(see Project Page at: http://www.meteck.org/files/geni/index.html ; the following is a snapshot of that page as of August 2015)
Project funded by the National Research Foundation of South Africal under the Competitive Programme for Rated Researchers (CPRR) -- Y-rated development grant, 2015-2017 (3 years)
Introduction and background
The use of natural languages in applications is ubiquitous. Canned, unchangeable, text can be used for some scenarios, but not when the information to be communicated depends on the context and large amounts of text. This is addressed by controlled natural languages and natural language generation (NLG) systems, which take structured data or knowledge as domain input, and are matched at runtime with templates or a grammar engine to generate the text.
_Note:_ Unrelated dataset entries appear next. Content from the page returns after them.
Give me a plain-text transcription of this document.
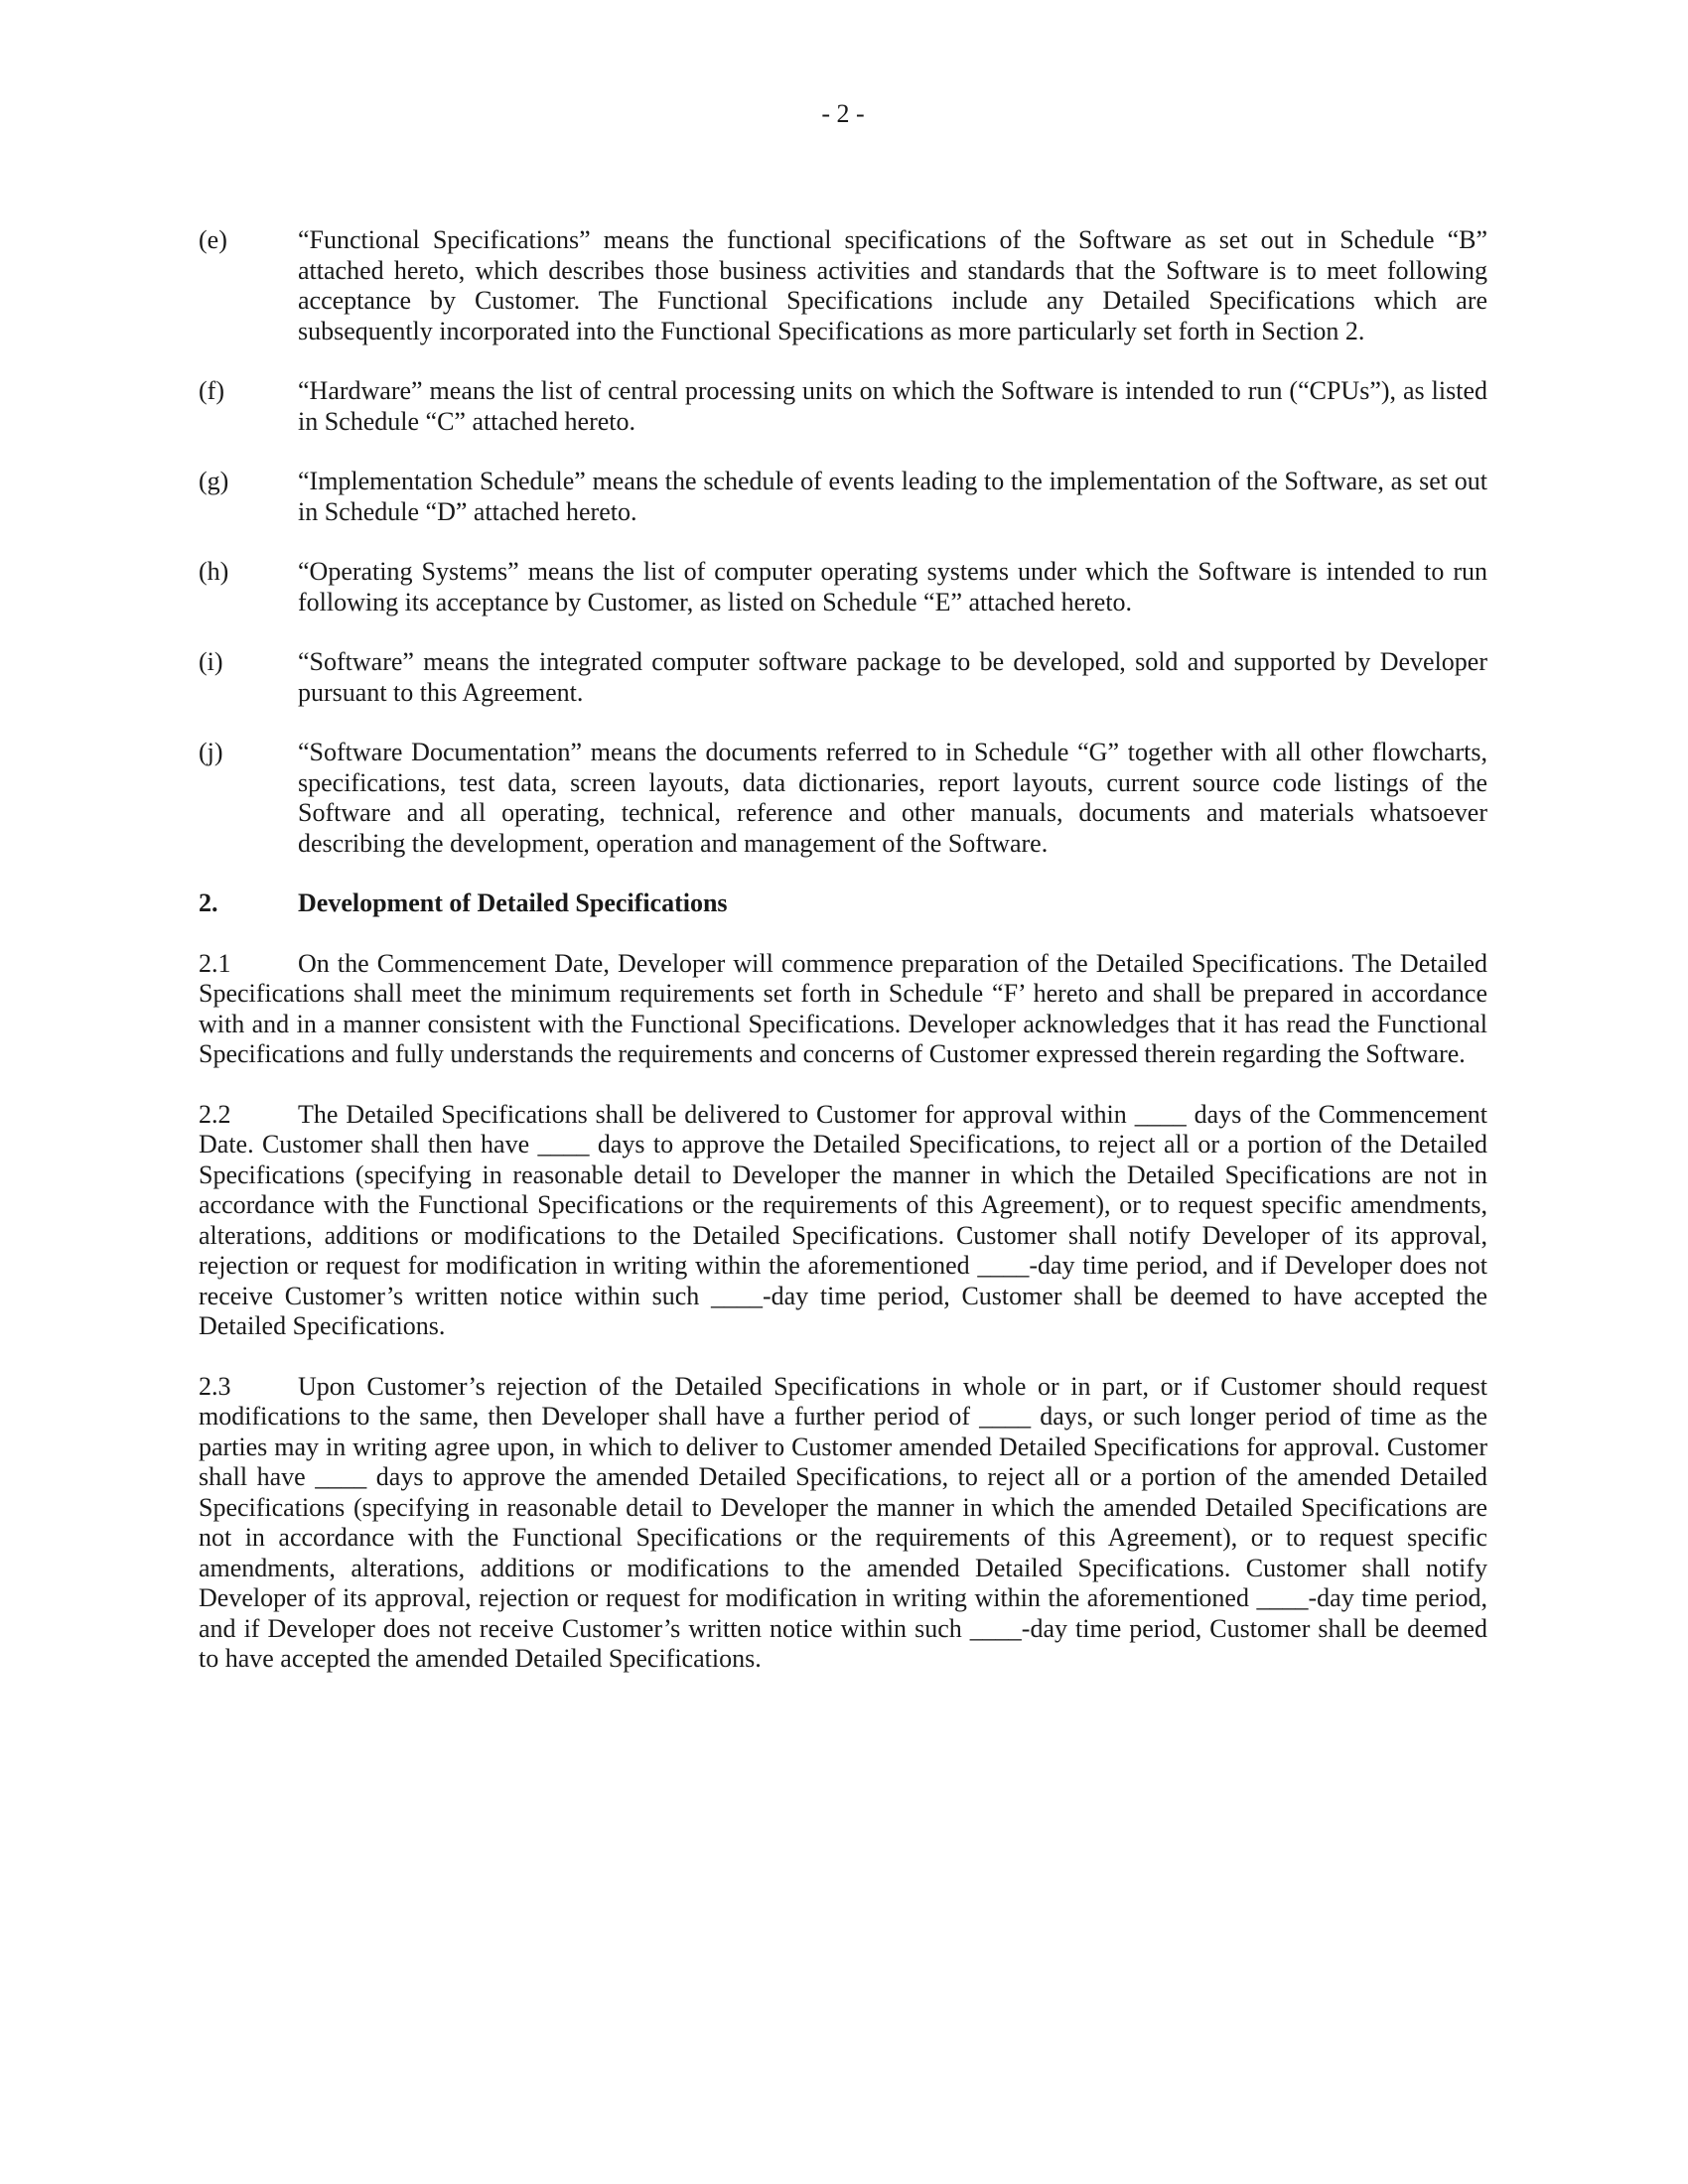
- 2 -
(e)	“Functional Specifications” means the functional specifications of the Software as set out in Schedule “B” attached hereto, which describes those business activities and standards that the Software is to meet following acceptance by Customer. The Functional Specifications include any Detailed Specifications which are subsequently incorporated into the Functional Specifications as more particularly set forth in Section 2.
(f)	“Hardware” means the list of central processing units on which the Software is intended to run (“CPUs”), as listed in Schedule “C” attached hereto.
(g)	“Implementation Schedule” means the schedule of events leading to the implementation of the Software, as set out in Schedule “D” attached hereto.
(h)	“Operating Systems” means the list of computer operating systems under which the Software is intended to run following its acceptance by Customer, as listed on Schedule “E” attached hereto.
(i)	“Software” means the integrated computer software package to be developed, sold and supported by Developer pursuant to this Agreement.
(j)	“Software Documentation” means the documents referred to in Schedule “G” together with all other flowcharts, specifications, test data, screen layouts, data dictionaries, report layouts, current source code listings of the Software and all operating, technical, reference and other manuals, documents and materials whatsoever describing the development, operation and management of the Software.
2.	Development of Detailed Specifications

2.1	On the Commencement Date, Developer will commence preparation of the Detailed Specifications. The Detailed Specifications shall meet the minimum requirements set forth in Schedule “F’ hereto and shall be prepared in accordance with and in a manner consistent with the Functional Specifications. Developer acknowledges that it has read the Functional Specifications and fully understands the requirements and concerns of Customer expressed therein regarding the Software.

2.2	The Detailed Specifications shall be delivered to Customer for approval within ____ days of the Commencement Date. Customer shall then have ____ days to approve the Detailed Specifications, to reject all or a portion of the Detailed Specifications (specifying in reasonable detail to Developer the manner in which the Detailed Specifications are not in accordance with the Functional Specifications or the requirements of this Agreement), or to request specific amendments, alterations, additions or modifications to the Detailed Specifications. Customer shall notify Developer of its approval, rejection or request for modification in writing within the aforementioned ____-day time period, and if Developer does not receive Customer’s written notice within such ____-day time period, Customer shall be deemed to have accepted the Detailed Specifications.

2.3	Upon Customer’s rejection of the Detailed Specifications in whole or in part, or if Customer should request modifications to the same, then Developer shall have a further period of ____ days, or such longer period of time as the parties may in writing agree upon, in which to deliver to Customer amended Detailed Specifications for approval. Customer shall have ____ days to approve the amended Detailed Specifications, to reject all or a portion of the amended Detailed Specifications (specifying in reasonable detail to Developer the manner in which the amended Detailed Specifications are not in accordance with the Functional Specifications or the requirements of this Agreement), or to request specific amendments, alterations, additions or modifications to the amended Detailed Specifications. Customer shall notify Developer of its approval, rejection or request for modification in writing within the aforementioned ____-day time period, and if Developer does not receive Customer’s written notice within such ____-day time period, Customer shall be deemed to have accepted the amended Detailed Specifications.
NLG systems mainly focus on generating English, however, and neither an NLG system nor sufficient theoretical foundations exist for the indigenous South African languages, despite the requirements for it. Preliminary results in isiZulu NLG have shown that a template-based approach is unfeasible for Bantu languages, due to, mainly, their complex grammar rules, noun class system, and agglutination. Thus, extant NLG systems cannot be adopted for Bantu languages, and a grammar engine is required to obtain automatically generated understandable text.
Aims
The aims of this project are to define the formal and algorithmic foundations for an isiZulu/isiXhosa grammar engine and to implement it to realize a (controlled) NLG system. The project will uncover sentence and linguistic realization patterns, postulated to be very similar for isiZulu and isiXhosa, and it will ensure incorporation of multilingualism. The rules and modular, efficient, algorithms will make the grammar usable for computation. This will be optimized on linguistic annotations of the input and text generation at runtime. A proof-of-concept grammar engine for isiZulu/isiXhosa will be developed to validate the theory. To ensure broad usability and interoperability with related theoretical and technological advances, such as linguistic linked data and ontology-driven information systems, it will use as input files domain knowledge that is represented in ontologies serialized in the Semantic Web language OWL, which also facilitates incremental system development.